The audience had voted for the same film I had voted tops — “Wednesday’s Child.”
And after adding up the judges’ votes and counting the audience’s preferences as a seventh judge, “Wednesday’s Child” also had won the grand prize. Second place went, incomprehensibly, to “Tattoo Underground.” That horny milkman scored third place.
As we headed home, I ran into Ben Erickson, the film teacher at South Elgin High School, and learned he had been one of those committee members who boiled down the 32 films to five. What he considered the best of all, Ben said, didn’t even make the cut. It was a story called “Boom Boom,” about a Muslim suicide bomber who sits down in a crowded restaurant, ready to blow it up — but runs into a rival suicide bomber on the same mission.

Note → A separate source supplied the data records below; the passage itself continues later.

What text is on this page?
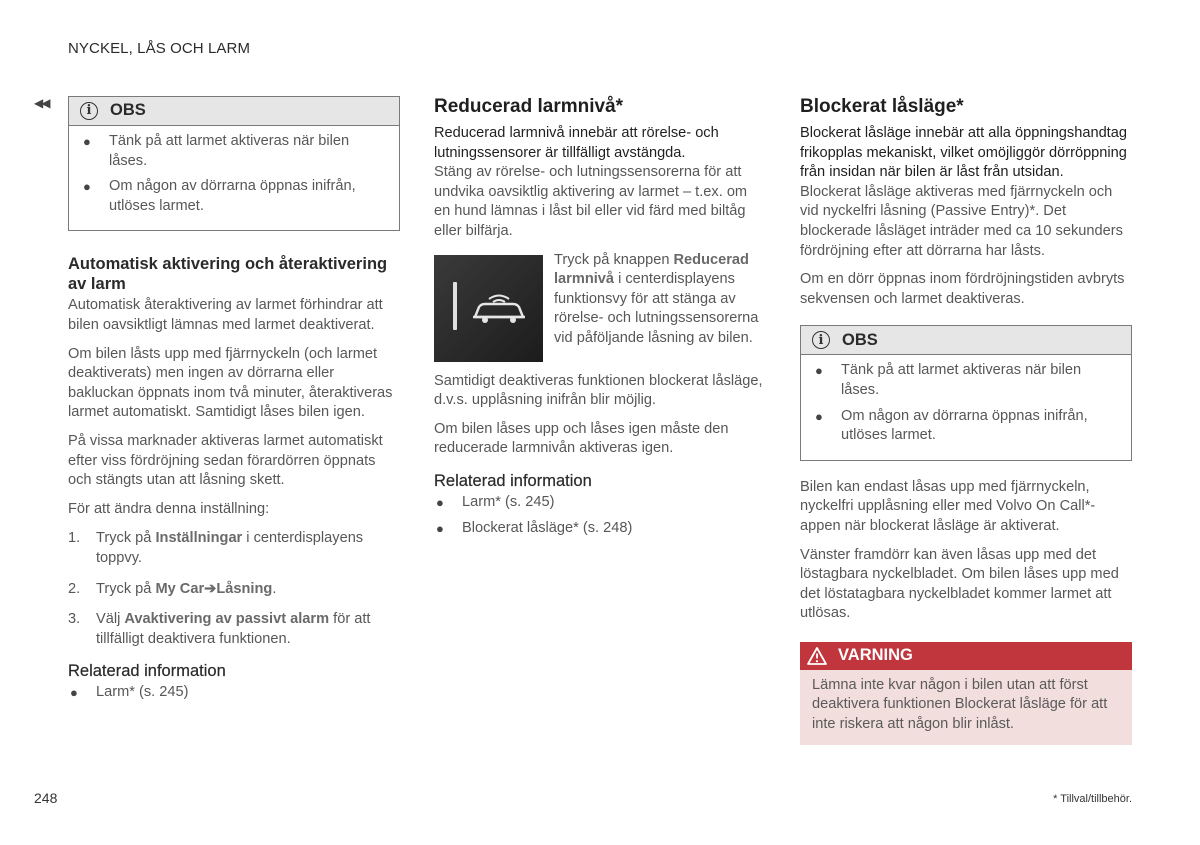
NYCKEL, LÅS OCH LARM
◀◀
i	OBS
●	Tänk på att larmet aktiveras när bilen låses.
●	Om någon av dörrarna öppnas inifrån, utlöses larmet.
Automatisk aktivering och återaktivering av larm

Automatisk återaktivering av larmet förhindrar att bilen oavsiktligt lämnas med larmet deaktiverat.

Om bilen låsts upp med fjärrnyckeln (och larmet deaktiverats) men ingen av dörrarna eller bakluckan öppnats inom två minuter, återaktiveras larmet automatiskt. Samtidigt låses bilen igen.

På vissa marknader aktiveras larmet automatiskt efter viss fördröjning sedan förardörren öppnats och stängts utan att låsning skett.

För att ändra denna inställning:

1.	Tryck på Inställningar i centerdisplayens toppvy.
2.	Tryck på My Car➔Låsning.
3.	Välj Avaktivering av passivt alarm för att tillfälligt deaktivera funktionen.
Relaterad information
●	Larm* (s. 245)
Reducerad larmnivå*
Reducerad larmnivå innebär att rörelse- och lutningssensorer är tillfälligt avstängda.

Stäng av rörelse- och lutningssensorerna för att undvika oavsiktlig aktivering av larmet – t.ex. om en hund lämnas i låst bil eller vid färd med biltåg eller bilfärja.

Tryck på knappen Reducerad larmnivå i centerdisplayens funktionsvy för att stänga av rörelse- och lutningssensorerna vid påföljande låsning av bilen.

Samtidigt deaktiveras funktionen blockerat låsläge, d.v.s. upplåsning inifrån blir möjlig.

Om bilen låses upp och låses igen måste den reducerade larmnivån aktiveras igen.

Relaterad information
●	Larm* (s. 245)
●	Blockerat låsläge* (s. 248)
Blockerat låsläge*
Blockerat låsläge innebär att alla öppningshandtag frikopplas mekaniskt, vilket omöjliggör dörröppning från insidan när bilen är låst från utsidan.

Blockerat låsläge aktiveras med fjärrnyckeln och vid nyckelfri låsning (Passive Entry)*. Det blockerade låsläget inträder med ca 10 sekunders fördröjning efter att dörrarna har låsts.

Om en dörr öppnas inom fördröjningstiden avbryts sekvensen och larmet deaktiveras.

i	OBS
●	Tänk på att larmet aktiveras när bilen låses.
●	Om någon av dörrarna öppnas inifrån, utlöses larmet.

Bilen kan endast låsas upp med fjärrnyckeln, nyckelfri upplåsning eller med Volvo On Call*-appen när blockerat låsläge är aktiverat.

Vänster framdörr kan även låsas upp med det löstagbara nyckelbladet. Om bilen låses upp med det löstatagbara nyckelbladet kommer larmet att utlösas.

VARNING
Lämna inte kvar någon i bilen utan att först deaktivera funktionen Blockerat låsläge för att inte riskera att någon blir inlåst.
248	* Tillval/tillbehör.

Virtually nobody outside a film festival ever sees any of these 10-minute wonders. But they can lead to more exalted things. For example, downtown Elgin marketer Pete Garlock introduced the first couple of short film festivals by joking about his “acting career” as an almost invisible extra in big-name Hollywood movies. But a year or so ago, Garlock joined with a talented young director named Gwydhar Gebien, who had submitted short films to previous festivals, and in downtown Elgin they filmed an 80-minute drama called “Dark Before Dawn.” It played one night to a full house at the Marcus Elgin, and it’s now available on DVD from Blue Damen Pictures.
Maybe in a year or so, we’ll be invited to the premiere of a full-length flick from the makers of “Wednesday’s Child.”
Or better yet, one by the makers of that unseen “Boom Boom.”